Size neyle karşı karşıya olduğumuza dair bir fikir vermek için: FBI’ın siber casuslarının ve istihbarat analistlerinin her biri sırf Çin tehdidine odaklansaydı – Çin’den öteki hiçbir şeye bakmadan – Çinli bilgisayar korsanlarının sayısı yeniden de FBI siber çalışanından en az 50’ye 1 oranında daha fazla olurdu.

Wray, FBI tarafından bulunan fidye yazılımı ve gibisi makus maksatlı yazılımların sayısını da vurgulayarak Çin tehdidinin birçok kişinin düşündüğünden çok büyük olduğunu belirtti ve uğraş etmeleri gereken tek tehdidin Çin olmadığını da hatırlattı. İran ve Kuzey Kore’yi de açıklamasına ekleyen Wray, bu ulusların eforlarının “ulus devlet tehdidinin nerede bittiğini ve siber kabahat tehdidinin nerede başladığını ayırt etmenin giderek daha zorlaştığı” manasına geldiğini söyledi.

FBI, bu kümelerin üstlendiğini argüman ettiği hücumların gayesinde sıradan Amerikalıların her gün güvendiği kritik altyapı ve hizmetler olduğunu söylüyor. Hastaneler, okullar, 911 davet merkezleri üzere…

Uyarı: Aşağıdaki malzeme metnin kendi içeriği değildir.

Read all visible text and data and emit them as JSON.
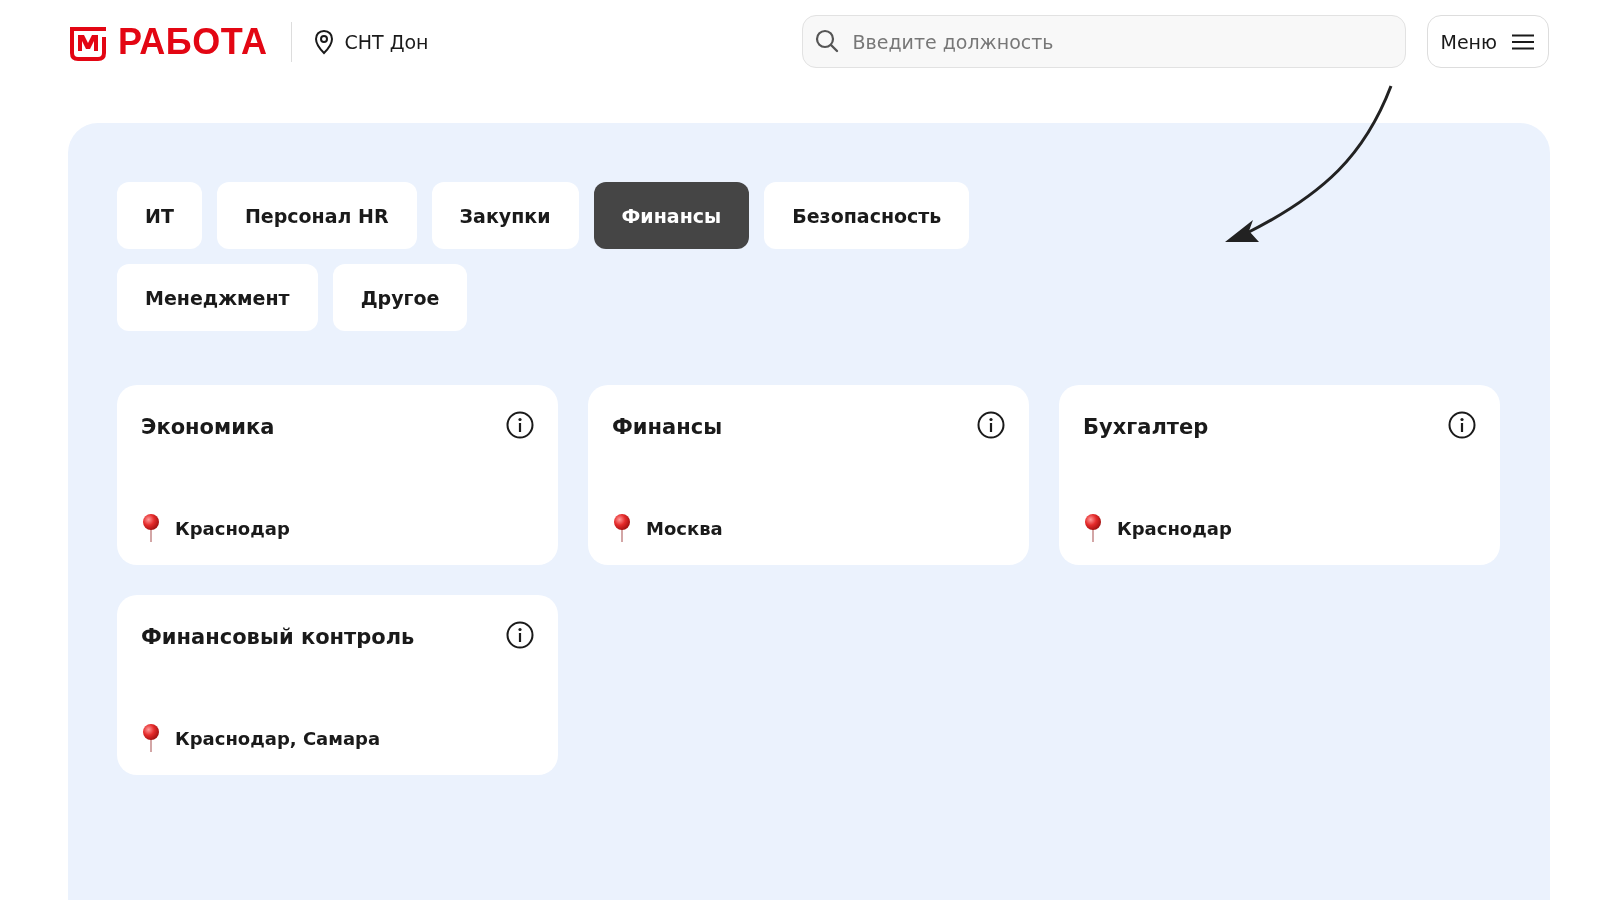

Wray, kelamlarını şöyle sürdürdü: “FBI’ın ülkenin her yerinde irili ufaklı topluluklarda buna emsal yıkıcı taarruzlara ait soruşturmaları var. Bu nedenle, bu yılki bütçe talebimizde 192 siber duruma ve 63 milyon doların biraz üzerine muhtaçlığımız olduğunu göreceksiniz.

Wray, bu bütçeyi “ortak sıralı operasyonlar ve özel kesimle süratli bilgi paylaşımı yoluyla düşmanlara karşı çabayı üstlenerek FBI’ın dünyanın önde gelen siber soruşturma kurumu olarak kalmasını sağlamaya” ayırma kelamı verdi. Yönetici, artan bilgi güvenlik kaynakları taleplerinin, FBI’ın yasadışı uyuşturucular için çevrimiçi pazarları hedeflemesine yardımcı olacağını da kelamlarına ekledi.